U siebie nie wygrali od ponad miesiąca. Na wyjazdach nie przegrali za to od czterech kolejek. Piłkarze Wisły Puławy podtrzymali dobrą passę na boiskach rywali. W sobotę pokonali w Krakowie tamtejszego Hutnika 3:1.
Goście świetnie rozpoczęli zawody. Już w drugiej minucie przechwycili piłkę na połowie rywali i szybko rozprowadzili akcję do lewego skrzydła. Podanie w pole karne dostał Bartłomiej Bartosiak, który przyjął sobie futbolówkę w szesnastce i zagrał na dalszy słupek, gdzie idealnie znalazł się Emil Drozdowicz. Napastnik Dumy Powiśla bez problemów strzelił na 0:1.
Niestety, Wisła długo się nie cieszyła. Już w 12 minucie trochę miejsca przed polem karnym ekipy z Puław miał Patryk Kieliś. Rywale za późno do niego doskoczyli, a zawodnik Hutnika nie zmarnował okazji, bo przymierzył do siatki z dystansu.
W kolejnych fragmentach niewiele działo się na boisku. Był zablokowany strzał Carlosa Daniela, a po drugiej stronie boiska Piotr Owczarzak poradził sobie z próbą Abdallaha Hafiza. W 37 minucie wydawało się, że będzie groźnie pod bramką Dumy Powiśla. Michał Kitliński przejąłby bezpańską piłkę gdyby nie faul Ariela Wawszczyka. Gospodarze mieli okazję na uderzenie z rzutu wolnego, ale Javier Bernal bardziej podał niż sprawdził czujność Owczarzaka.

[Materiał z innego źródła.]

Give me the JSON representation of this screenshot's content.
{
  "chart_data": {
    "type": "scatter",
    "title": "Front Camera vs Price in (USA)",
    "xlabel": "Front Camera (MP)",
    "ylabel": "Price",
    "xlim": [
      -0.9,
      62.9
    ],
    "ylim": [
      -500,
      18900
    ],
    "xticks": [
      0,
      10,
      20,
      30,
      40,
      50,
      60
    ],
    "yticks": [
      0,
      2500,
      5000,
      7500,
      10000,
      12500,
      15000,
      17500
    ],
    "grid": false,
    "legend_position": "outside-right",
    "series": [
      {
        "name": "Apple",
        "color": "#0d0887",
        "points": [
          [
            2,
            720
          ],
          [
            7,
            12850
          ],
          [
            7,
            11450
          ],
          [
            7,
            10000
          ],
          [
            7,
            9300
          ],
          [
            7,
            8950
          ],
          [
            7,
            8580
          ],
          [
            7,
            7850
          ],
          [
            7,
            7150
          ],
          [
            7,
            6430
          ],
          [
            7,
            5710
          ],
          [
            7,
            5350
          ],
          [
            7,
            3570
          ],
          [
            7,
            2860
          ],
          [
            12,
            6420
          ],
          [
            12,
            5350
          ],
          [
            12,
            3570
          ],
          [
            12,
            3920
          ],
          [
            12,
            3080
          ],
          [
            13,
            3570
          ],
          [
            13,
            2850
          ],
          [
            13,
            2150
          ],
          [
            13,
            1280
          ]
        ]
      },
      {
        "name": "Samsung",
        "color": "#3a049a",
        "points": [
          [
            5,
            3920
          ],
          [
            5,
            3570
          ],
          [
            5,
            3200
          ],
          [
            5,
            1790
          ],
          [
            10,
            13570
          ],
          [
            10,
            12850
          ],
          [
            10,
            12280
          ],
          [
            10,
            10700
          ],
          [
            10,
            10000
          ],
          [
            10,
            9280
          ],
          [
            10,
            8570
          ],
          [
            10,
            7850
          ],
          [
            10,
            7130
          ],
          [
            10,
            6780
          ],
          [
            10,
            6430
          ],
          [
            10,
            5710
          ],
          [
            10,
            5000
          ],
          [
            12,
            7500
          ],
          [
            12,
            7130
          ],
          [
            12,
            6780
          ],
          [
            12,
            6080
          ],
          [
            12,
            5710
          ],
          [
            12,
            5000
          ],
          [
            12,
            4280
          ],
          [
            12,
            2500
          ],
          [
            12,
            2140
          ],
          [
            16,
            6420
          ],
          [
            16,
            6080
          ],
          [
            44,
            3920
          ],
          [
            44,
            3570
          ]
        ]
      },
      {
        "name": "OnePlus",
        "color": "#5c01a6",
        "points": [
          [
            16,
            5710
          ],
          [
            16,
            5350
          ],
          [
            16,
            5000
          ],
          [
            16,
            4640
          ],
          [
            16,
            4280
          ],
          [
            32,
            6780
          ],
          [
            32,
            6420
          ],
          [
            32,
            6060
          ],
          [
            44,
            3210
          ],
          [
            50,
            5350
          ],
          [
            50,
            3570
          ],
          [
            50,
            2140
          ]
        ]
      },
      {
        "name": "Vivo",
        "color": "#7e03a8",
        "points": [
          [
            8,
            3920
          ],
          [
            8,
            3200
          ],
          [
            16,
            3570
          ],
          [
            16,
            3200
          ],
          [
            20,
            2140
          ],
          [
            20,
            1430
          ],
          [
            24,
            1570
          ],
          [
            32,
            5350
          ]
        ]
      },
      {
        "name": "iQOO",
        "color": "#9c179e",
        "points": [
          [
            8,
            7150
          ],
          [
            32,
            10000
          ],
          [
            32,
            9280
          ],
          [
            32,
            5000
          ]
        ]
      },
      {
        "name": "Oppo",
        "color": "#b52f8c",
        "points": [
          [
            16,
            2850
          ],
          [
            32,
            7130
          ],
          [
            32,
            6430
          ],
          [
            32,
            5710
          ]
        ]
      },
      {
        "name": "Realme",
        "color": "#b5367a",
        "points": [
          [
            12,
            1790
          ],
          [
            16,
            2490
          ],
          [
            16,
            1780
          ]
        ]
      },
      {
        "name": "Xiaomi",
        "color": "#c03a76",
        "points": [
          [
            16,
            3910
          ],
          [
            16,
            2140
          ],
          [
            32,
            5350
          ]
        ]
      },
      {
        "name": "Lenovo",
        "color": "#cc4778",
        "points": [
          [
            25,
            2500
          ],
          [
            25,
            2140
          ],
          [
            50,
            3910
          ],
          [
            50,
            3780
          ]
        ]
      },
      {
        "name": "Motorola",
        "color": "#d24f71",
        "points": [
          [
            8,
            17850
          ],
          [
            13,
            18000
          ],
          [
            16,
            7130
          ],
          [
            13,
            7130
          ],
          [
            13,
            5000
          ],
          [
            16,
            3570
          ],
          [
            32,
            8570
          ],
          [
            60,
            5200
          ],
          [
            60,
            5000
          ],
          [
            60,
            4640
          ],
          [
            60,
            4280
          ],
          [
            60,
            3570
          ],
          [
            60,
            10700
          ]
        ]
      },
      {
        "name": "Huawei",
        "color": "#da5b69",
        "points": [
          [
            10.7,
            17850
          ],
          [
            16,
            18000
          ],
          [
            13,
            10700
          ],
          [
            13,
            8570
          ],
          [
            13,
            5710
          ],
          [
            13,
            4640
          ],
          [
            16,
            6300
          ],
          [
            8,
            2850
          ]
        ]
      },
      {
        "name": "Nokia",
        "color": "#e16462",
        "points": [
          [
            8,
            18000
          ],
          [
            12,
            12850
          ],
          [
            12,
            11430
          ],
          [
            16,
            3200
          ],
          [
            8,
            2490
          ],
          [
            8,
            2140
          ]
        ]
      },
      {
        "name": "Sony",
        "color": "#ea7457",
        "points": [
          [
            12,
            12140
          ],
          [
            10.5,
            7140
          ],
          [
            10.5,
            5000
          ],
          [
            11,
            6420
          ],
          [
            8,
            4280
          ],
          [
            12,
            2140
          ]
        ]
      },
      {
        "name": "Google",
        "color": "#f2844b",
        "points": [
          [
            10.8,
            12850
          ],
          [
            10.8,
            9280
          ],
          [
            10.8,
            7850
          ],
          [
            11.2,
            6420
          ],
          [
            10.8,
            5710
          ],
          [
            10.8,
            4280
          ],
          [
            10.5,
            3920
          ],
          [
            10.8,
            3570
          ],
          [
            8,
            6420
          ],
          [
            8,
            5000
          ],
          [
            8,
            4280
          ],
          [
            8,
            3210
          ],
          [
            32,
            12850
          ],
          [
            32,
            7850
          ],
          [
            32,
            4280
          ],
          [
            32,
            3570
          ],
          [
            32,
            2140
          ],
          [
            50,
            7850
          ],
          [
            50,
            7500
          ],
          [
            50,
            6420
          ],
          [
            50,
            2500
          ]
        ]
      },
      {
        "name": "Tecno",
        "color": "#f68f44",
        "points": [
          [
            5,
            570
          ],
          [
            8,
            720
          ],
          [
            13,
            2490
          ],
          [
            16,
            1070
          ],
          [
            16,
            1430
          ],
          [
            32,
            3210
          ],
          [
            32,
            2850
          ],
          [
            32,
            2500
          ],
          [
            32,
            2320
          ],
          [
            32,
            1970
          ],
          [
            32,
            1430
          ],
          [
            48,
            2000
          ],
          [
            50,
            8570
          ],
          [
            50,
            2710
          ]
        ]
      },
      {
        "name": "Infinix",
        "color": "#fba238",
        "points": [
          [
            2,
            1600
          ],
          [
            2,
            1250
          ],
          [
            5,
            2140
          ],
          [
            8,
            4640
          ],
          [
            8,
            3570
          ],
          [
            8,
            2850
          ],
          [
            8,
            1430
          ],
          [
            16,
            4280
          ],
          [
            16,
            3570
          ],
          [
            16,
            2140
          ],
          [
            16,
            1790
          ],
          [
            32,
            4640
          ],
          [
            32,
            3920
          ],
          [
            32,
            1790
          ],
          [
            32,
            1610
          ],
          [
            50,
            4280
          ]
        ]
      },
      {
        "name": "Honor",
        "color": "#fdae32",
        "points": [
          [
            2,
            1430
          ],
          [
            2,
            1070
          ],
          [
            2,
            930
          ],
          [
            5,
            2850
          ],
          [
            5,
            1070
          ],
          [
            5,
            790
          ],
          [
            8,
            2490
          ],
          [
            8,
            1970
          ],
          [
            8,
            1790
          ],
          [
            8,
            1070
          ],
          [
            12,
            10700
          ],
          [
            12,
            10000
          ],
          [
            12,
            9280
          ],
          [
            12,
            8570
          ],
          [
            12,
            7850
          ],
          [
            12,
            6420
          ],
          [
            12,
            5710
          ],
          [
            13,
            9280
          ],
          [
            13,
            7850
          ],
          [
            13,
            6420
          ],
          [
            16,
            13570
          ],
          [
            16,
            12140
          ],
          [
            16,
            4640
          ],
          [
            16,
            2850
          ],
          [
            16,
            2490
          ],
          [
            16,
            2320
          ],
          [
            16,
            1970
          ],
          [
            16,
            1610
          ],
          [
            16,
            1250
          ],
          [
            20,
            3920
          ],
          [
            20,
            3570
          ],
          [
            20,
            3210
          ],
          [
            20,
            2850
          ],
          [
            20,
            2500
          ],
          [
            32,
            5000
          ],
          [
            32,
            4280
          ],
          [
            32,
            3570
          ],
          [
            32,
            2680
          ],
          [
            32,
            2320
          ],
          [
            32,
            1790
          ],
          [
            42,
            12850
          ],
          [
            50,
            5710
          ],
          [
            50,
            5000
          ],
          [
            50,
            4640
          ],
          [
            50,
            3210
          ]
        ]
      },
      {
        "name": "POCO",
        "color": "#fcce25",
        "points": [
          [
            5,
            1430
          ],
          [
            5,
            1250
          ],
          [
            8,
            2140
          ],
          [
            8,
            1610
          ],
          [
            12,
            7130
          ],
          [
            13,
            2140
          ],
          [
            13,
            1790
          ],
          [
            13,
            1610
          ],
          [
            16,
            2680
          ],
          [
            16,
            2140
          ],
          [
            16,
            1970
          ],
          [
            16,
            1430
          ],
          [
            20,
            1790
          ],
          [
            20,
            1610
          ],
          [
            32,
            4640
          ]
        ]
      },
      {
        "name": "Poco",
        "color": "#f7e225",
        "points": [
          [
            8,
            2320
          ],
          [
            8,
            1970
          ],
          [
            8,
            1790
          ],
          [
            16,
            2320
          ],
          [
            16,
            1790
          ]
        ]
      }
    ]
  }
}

Swojej szansy nie wykorzystali gracze z „Suchych Stawów” i niedługo później zrobiło się 1:2. Ponownie z dobrej strony pokazał się Bartosiak, który zagrał świetną piłkę na wbiegającego w pole karne Carlosa Daniela. Portugalczyk znalazł się sam przed bramkarzem i z powietrza, technicznym strzałem uderzył do siatki.
Druga połowa? Tak naprawdę można napisać, że się jedynie odbyła. Groźnych sytuacji było, jak na lekarstwo. Gośce próbowali coś zdziałać pod bramką rywali po stałych fragmentach gry. W 73 minucie zrobiło się gorąco, ale i tak nie było strzału. Po drugiej stronie boiska okazję miał Carlos Daniel, ale bezpośrednio z rzutu wolnego huknął w mur.
Najciekawszą akcję po przerwie można było zobaczyć w 83 minucie. I od razu padł gol. Dominik Cheba dośrodkował z prawego skrzydła na bliższy słupek, a tam świetnie znalazł się Ednilson, który mimo asysty obrońcy idealnie uderzył głową i ustalił rezultat na 1:3.
W następnej kolejce podopieczni Mariusza Pawlaka zagrają u siebie z Pogonią Siedlce (sobota, godz. 13).
Hutnik Kraków – Wisła Puławy 1:3 (1:2)
Bramki: Kieliś (12) – Drozdowicz (2), Carlos Daniel (40), Ednilson (83).
Hutnik: Frasik – Stasz, Stawarczyk, Bernal, Tetych (46 Zmorzyński), Hafez (80 Drąg), Kędziora, Kieliś (86 Sobala), Świątek (67, Zawadzki), Kitliński (67 Chmiel), Wilczyński.
Wisła: Owczarzak – Kuban, Cyfert, Pielach, Wawszczyk, Banach (53 Ednilson), Carlos Daniel, Puton (90 Ruiz-Diaz), Kondracki (69 Lisowski), Bartosiak (53 Cheba), Drozdowicz.
Żółte kartki: Kieliś, Wilczyński, Hafez – Wawszczyk, Kondracki, Kubáň, Lisowski.
Sędziował: Piotr Idzik (Poznań).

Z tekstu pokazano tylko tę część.